Ce sont les derniers mois d’un géant de la littérature que raconte le nouveau roman de Gérard de Cortanze, Il ne rêvait plus que de paysages et de lions au bord de la mer (éd. Albin Michel) : ou la mort choisie, prématurée, d’Ernest Hemingway.
À la fin des années 50, Ernest Hemingway est installé à Ketchum, dans l’Idaho. L’écrivain commence à montrer des signes de déclin, non seulement sur le plan physique, mais aussi mental. Il garde cette aura de héros invincible, d’aventurier, de figure de la masculinité américaine, mais intérieurement, cet homme-là est ravagé par les cicatrices laissées par une vie menée peut-être un peu trop vite, un peu trop fort.
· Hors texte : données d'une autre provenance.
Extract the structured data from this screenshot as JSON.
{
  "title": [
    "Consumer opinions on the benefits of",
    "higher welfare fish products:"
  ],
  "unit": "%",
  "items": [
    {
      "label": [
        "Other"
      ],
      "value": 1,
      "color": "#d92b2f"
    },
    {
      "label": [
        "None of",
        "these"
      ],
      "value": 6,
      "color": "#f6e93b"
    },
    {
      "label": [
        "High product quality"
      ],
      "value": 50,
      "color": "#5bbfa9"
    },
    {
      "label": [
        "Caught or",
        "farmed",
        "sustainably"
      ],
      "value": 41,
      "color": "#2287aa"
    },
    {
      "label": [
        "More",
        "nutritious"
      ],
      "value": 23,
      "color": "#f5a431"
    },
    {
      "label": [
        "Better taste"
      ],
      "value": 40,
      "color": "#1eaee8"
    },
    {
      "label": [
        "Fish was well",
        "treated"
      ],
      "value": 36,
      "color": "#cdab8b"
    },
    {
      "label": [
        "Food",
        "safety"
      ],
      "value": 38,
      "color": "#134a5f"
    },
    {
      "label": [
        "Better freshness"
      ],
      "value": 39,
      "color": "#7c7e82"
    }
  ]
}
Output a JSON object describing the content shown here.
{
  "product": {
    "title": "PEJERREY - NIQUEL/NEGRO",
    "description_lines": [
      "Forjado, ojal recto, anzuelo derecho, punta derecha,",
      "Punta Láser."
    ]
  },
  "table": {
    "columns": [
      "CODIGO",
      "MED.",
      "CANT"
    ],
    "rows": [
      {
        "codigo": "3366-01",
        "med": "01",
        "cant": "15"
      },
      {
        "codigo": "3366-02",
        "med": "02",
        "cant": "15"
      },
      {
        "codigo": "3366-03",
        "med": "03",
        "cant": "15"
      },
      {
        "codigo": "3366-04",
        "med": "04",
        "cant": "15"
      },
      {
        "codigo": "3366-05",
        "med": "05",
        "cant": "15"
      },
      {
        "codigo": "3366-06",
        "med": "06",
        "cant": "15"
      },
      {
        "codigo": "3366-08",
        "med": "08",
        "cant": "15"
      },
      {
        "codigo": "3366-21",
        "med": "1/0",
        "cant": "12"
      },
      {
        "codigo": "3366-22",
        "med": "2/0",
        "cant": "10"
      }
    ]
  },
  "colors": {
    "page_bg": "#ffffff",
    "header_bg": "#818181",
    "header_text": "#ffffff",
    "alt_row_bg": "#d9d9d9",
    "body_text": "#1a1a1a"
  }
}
Ses excès en tout genre, ses blessures accumulées, ses accidents – notamment les deux crashs aériens en Afrique en 1954 – ont laissé des séquelles. Son alcoolisme s’est intensifié au fil des années avec une tension émotionnelle croissante. Tout cela a affaibli Hemingway et la dépression, qui a toujours plané au-dessus de lui, devient maintenant présente, pour ne pas dire omniprésente.
Une paranoïa qui tourne à la spirale autodestructrice
Il a commencé peu à peu à perdre le contrôle de sa vie. Il devient paranoïaque, convaincu que le FBI est partout et le surveille en raison de ses liens avec Cuba, de sa proximité avec Fidel Castro. Il est d’ailleurs avéré que l’auteur a été placé sous surveillance par le patron du FBI, J. Edgar Hoover. Dès 1940, un dossier sur Hemingway est constitué, rendu public en 1983. Tout ça est incontestable. Mais il existe chez Hemingway une véritable paranoïa qui va tourner à la spirale autodestructrice.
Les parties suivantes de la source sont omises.